The board (the "Board") of directors (the "Directors") of the Company would like to provide to the shareholders of the Company with the following additional information on the re-appointment of auditors, details of which are set out in the paragraphs headed "RE-APPOINTMENT OF AUDITORS" in the section headed "LETTER FROM THE BOARD" in the AGM Circular.
RE-APPOINTMENT OF AUDITORS
Rongcheng (Hong Kong) CPA Limited ("Rongcheng") will retire as the auditors of the Company (the "Auditors") at the 2026 AGM and, being eligible, offer itself for re-appointment. Upon the recommendation of the Audit Committee, the Board proposes an ordinary resolution to be considered and, if thought fit, passed at the 2026 AGM for the re-appointment of Rongcheng as the Auditors to hold office from the conclusion of the 2026 AGM until the next annual general meeting of the Company and for authorising the Board to fix the remuneration of the Auditors for the year ending 31 December 2026.
The estimated audit fee payable to Rongcheng for the audit of the consolidated financial statements of the Company and its subsidiaries for the financial year ending 31 December 2026 is expected to be approximately RMB600,000 to RMB700,000 (exclusive of out-of-pocket expenses). Such estimated fee has been determined after due consideration and arm's length negotiations between the Company and Rongcheng, taking into account, among other things, the historical audit fees, the prevailing market rates, the complexity and business plans of the Group, the expected scope of the audit, the audit timetable, and the resources required by Rongcheng. The estimated audit fee has been determined on
the basis that no material changes are expected in the Group's operations, accounting policies or regulatory environment during the financial year, and that the Company will provide timely and adequate assistance and information as reasonably required for the audit.
As Rongcheng is relatively familiar with the Group's financial position and affairs, the Board considers that the estimated audit fee is fair and reasonable, taking into account the facts and circumstances known as at the Latest Practicable Date, and that the audit related work in respect of the Group for the year ending 31 December 2026 will be performed more efficiently by Rongcheng, which is in the best interests of the Company and the Shareholders as a whole.
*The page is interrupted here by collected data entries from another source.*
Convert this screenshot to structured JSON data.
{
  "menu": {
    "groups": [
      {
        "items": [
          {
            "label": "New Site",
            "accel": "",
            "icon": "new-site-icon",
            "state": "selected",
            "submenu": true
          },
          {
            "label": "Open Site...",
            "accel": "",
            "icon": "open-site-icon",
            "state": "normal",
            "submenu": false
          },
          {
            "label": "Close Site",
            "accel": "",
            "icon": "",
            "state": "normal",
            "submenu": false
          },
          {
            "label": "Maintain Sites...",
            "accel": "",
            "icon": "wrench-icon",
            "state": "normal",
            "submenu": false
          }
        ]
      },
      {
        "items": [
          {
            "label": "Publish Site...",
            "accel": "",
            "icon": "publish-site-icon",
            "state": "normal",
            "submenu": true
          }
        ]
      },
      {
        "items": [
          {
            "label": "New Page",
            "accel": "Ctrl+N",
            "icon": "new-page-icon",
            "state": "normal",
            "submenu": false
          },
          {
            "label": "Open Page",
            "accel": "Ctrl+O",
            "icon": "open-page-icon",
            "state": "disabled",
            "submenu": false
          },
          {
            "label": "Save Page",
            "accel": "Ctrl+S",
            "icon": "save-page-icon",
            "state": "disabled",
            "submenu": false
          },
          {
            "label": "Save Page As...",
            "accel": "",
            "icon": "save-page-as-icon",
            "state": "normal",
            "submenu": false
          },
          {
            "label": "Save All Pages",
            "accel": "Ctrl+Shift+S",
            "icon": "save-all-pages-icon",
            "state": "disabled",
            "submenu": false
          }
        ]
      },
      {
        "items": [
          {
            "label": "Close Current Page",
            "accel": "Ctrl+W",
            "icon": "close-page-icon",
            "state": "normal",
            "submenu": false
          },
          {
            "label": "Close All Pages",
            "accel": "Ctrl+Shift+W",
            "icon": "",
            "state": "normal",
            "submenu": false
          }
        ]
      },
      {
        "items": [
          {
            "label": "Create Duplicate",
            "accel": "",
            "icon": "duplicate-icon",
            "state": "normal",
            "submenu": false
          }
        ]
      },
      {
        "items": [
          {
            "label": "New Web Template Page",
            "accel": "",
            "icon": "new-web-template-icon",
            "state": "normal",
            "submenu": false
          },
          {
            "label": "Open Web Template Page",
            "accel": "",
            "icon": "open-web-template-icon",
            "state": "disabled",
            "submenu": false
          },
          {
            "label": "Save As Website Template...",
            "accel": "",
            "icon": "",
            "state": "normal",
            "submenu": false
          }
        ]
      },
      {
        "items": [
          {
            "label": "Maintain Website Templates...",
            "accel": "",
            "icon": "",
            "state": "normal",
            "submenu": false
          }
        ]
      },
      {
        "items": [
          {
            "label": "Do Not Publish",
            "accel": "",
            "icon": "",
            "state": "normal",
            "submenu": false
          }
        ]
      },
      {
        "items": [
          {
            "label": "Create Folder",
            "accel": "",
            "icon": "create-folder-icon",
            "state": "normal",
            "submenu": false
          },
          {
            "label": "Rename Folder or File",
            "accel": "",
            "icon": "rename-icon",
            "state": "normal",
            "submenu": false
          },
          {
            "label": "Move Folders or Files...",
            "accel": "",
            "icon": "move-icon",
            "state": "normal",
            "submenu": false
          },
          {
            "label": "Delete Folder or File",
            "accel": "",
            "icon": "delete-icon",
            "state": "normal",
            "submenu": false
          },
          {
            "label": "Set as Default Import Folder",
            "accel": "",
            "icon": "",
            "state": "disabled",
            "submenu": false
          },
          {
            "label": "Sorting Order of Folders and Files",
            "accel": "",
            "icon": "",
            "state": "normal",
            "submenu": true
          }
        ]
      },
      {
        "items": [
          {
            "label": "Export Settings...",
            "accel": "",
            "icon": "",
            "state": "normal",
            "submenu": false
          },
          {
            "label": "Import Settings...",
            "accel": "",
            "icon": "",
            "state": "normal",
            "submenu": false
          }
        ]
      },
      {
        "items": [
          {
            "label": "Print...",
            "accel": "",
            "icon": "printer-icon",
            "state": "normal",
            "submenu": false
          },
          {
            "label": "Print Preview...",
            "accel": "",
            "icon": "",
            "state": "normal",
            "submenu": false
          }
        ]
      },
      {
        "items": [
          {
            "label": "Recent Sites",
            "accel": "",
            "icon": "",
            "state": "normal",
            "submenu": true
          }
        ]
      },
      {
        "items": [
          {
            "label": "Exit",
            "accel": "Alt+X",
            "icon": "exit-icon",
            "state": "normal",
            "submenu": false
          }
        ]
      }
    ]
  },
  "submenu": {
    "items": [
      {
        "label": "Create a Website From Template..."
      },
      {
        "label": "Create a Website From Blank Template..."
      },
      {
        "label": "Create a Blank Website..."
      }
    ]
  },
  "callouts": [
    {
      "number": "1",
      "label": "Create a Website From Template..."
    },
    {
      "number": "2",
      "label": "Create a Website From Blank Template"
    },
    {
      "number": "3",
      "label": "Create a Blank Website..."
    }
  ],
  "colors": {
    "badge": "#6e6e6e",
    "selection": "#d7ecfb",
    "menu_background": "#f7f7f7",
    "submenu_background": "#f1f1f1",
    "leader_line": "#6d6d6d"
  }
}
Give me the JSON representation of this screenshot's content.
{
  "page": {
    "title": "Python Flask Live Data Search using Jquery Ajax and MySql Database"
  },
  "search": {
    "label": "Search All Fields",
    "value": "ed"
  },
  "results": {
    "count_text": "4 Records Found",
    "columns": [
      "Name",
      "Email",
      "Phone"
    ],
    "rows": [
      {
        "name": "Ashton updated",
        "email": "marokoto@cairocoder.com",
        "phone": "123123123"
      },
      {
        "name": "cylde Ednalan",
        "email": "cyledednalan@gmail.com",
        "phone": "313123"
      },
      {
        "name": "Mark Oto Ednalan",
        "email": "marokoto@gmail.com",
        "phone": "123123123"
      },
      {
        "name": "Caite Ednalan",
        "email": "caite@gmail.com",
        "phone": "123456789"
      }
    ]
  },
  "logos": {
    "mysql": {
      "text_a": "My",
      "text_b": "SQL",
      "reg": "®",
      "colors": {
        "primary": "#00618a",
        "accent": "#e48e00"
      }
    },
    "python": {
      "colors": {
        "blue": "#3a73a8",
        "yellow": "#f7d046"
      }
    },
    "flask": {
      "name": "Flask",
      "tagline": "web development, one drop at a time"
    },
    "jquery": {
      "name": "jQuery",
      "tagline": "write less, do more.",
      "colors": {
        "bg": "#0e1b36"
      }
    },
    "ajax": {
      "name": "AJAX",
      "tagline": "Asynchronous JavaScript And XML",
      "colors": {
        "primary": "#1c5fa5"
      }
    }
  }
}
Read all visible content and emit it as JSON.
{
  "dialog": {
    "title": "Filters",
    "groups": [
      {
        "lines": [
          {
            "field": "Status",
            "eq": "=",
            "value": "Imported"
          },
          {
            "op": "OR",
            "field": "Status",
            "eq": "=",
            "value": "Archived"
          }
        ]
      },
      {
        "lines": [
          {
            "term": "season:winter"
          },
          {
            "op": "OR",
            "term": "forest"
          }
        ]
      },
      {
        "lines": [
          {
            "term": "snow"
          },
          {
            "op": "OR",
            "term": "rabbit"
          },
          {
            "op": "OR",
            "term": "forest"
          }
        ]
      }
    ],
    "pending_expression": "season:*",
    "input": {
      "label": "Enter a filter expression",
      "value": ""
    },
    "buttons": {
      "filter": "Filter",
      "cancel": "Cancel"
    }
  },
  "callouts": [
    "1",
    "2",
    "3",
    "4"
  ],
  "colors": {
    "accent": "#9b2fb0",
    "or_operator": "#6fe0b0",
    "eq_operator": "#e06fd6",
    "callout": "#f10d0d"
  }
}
Unless there is a material change in the basis and assumptions set out above, the final audit fee should not deviate materially from the estimated amount initially disclosed. In the event of any material change, the Company will make further disclosure as appropriate.
The above supplemental information does not affect other information contained in the Circular and save as disclosed above, all other information therein remains unchanged.
By order of the Board
HG Semiconductor Limited
Dr. Xu Zhihong
Chairman and Executive Director
Hong Kong, 7 May 2026
As at the date of this announcement, the executive Directors are Dr. Xu Zhihong, Mr. Zhao Yi Wen and Mr. Li Yang; and the independent non-executive Directors are Mr. Zou Haiyan, Mr. Siu Miu Man, Simon, MH. And Ms. Liu Wanwen.
If there is any inconsistency in this announcement between the Chinese and English versions, the English version shall prevail.